There are two Oaths in the state constitution (Section 56) that officeholders must swear: the Oath of Allegiance and the Oath of Office. They read like this:

The Oath or Affirmation of Allegiance

You do solemnly swear (or affirm) that you will be true and faithful to the State of Vermont and that you will not, directly or indirectly, do any act or thing injurious to the Constitution or Government thereof. (If an affirmation) Under the pains and penalties of perjury.

The Oath or Affirmation of Office

You do solemnly swear (or affirm) that you will faithfully execute the office of ____ for the ____ of ____ and will therein do equal right and justice to all persons, to the best of your judgment and ability, according to law. (If an oath) So help you God. (If an affirmation) Under the pains and penalties of perjury.

If he’d found the right Oaths, Milne could perhaps have made a case that lawmakers should vote against Gov.
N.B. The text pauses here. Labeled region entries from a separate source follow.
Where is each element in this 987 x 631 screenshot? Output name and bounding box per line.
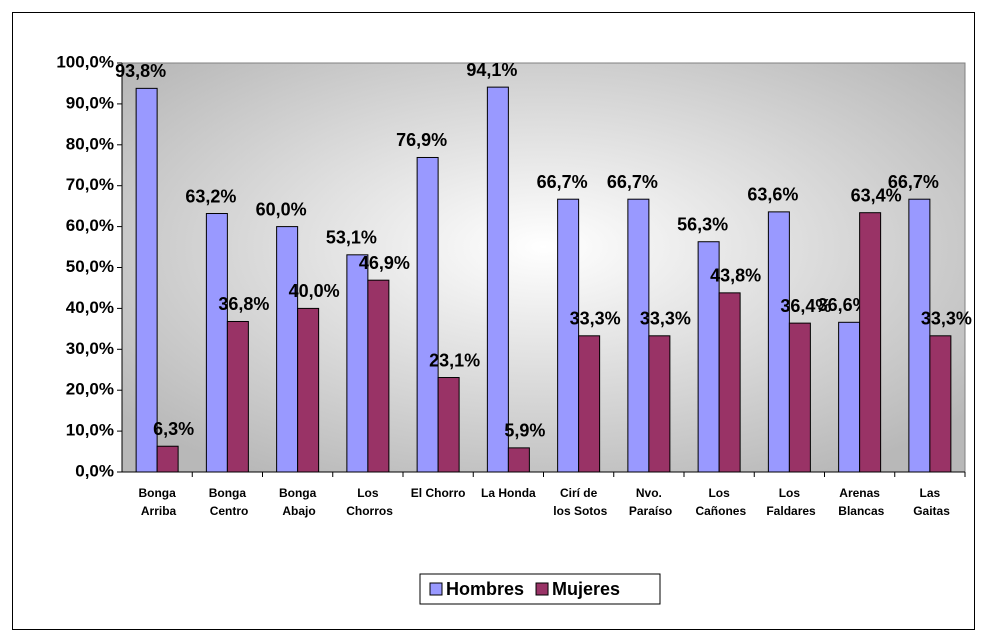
bar xyxy=(346,254,369,473)
value-label: 5,9% xyxy=(504,421,545,441)
bar xyxy=(135,87,158,473)
y-tick-label: 90,0% xyxy=(66,93,114,112)
value-label: 33,3% xyxy=(921,309,972,329)
value-label: 33,3% xyxy=(640,309,691,329)
bar xyxy=(908,198,931,473)
value-label: 40,0% xyxy=(289,281,340,301)
legend-label: Mujeres xyxy=(552,579,620,599)
value-label: 93,8% xyxy=(115,61,166,81)
bar xyxy=(297,307,320,473)
y-tick-label: 50,0% xyxy=(66,257,114,276)
x-tick-label: Los Chorros xyxy=(343,486,393,518)
value-label: 66,7% xyxy=(537,172,588,192)
bar xyxy=(205,213,228,473)
legend-swatch xyxy=(429,582,443,596)
value-label: 63,2% xyxy=(185,186,236,206)
bar xyxy=(718,292,741,473)
legend-swatch xyxy=(535,582,549,596)
value-label: 43,8% xyxy=(710,266,761,286)
bar xyxy=(767,211,790,473)
value-label: 56,3% xyxy=(677,214,728,234)
bar xyxy=(578,335,601,473)
value-label: 46,9% xyxy=(359,253,410,273)
y-tick-label: 10,0% xyxy=(66,421,114,440)
value-label: 63,4% xyxy=(851,185,902,205)
x-tick-label: Arenas Blancas xyxy=(835,486,885,518)
x-tick-label: Bonga Abajo xyxy=(279,486,317,518)
x-tick-label: Cirí de los Sotos xyxy=(550,486,608,518)
y-tick-label: 40,0% xyxy=(66,298,114,317)
value-label: 66,7% xyxy=(607,172,658,192)
y-tick-label: 20,0% xyxy=(66,380,114,399)
value-label: 63,6% xyxy=(747,185,798,205)
y-tick-label: 70,0% xyxy=(66,175,114,194)
chart-border xyxy=(12,12,975,630)
x-tick-label: El Chorro xyxy=(411,486,466,500)
bar xyxy=(437,377,460,473)
x-tick-label: La Honda xyxy=(481,486,536,500)
y-tick-label: 30,0% xyxy=(66,339,114,358)
x-tick-label: Los Cañones xyxy=(692,486,746,518)
bar xyxy=(156,445,179,473)
value-label: 36,4% xyxy=(780,296,831,316)
bar xyxy=(416,156,439,473)
x-tick-label: Bonga Arriba xyxy=(138,486,177,518)
plot-area xyxy=(121,62,966,473)
x-tick-label: Bonga Centro xyxy=(206,486,248,518)
value-label: 66,7% xyxy=(888,172,939,192)
value-label: 36,8% xyxy=(218,294,269,314)
x-tick-label: Nvo. Paraíso xyxy=(626,486,673,518)
value-label: 53,1% xyxy=(326,228,377,248)
bar xyxy=(627,198,650,473)
value-label: 94,1% xyxy=(466,60,517,80)
bar xyxy=(486,86,509,473)
y-tick-label: 0,0% xyxy=(75,461,114,480)
value-label: 60,0% xyxy=(256,199,307,219)
value-label: 23,1% xyxy=(429,350,480,370)
bar xyxy=(367,279,390,473)
value-label: 33,3% xyxy=(570,309,621,329)
bar xyxy=(788,322,811,473)
y-tick-label: 80,0% xyxy=(66,134,114,153)
value-label: 36,6% xyxy=(818,295,869,315)
x-tick-label: Las Gaitas xyxy=(910,486,950,518)
bar xyxy=(557,198,580,473)
bar xyxy=(838,321,861,473)
value-label: 6,3% xyxy=(153,419,194,439)
bar xyxy=(226,320,249,473)
y-tick-label: 60,0% xyxy=(66,216,114,235)
y-tick-label: 100,0% xyxy=(56,52,114,71)
bar xyxy=(507,447,530,473)
bar xyxy=(648,335,671,473)
bar xyxy=(929,335,952,473)
bar xyxy=(276,226,299,473)
value-label: 76,9% xyxy=(396,130,447,150)
x-tick-label: Los Faldares xyxy=(763,486,816,518)
bar xyxy=(859,212,882,473)
legend-label: Hombres xyxy=(446,579,524,599)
Shumlin to avoid doing “any act or thing injurious to the Constitution or Government,” but that’s not the argument he made.

It was obvious from his news conference that he’d spent a lot of time researching Vermont history and government. But apparently he didn’t quite spend enough time.

As ever, if anyone has contrary information I will happily correct this post.


Addendum. Members of the House and Senate actually take a longer oath than that cited in the constitution. However, (1) it does not contain the language cited by Milne, and (2) it’s part of the Legislative Rules, not the Constitution. So Milne remains wrong.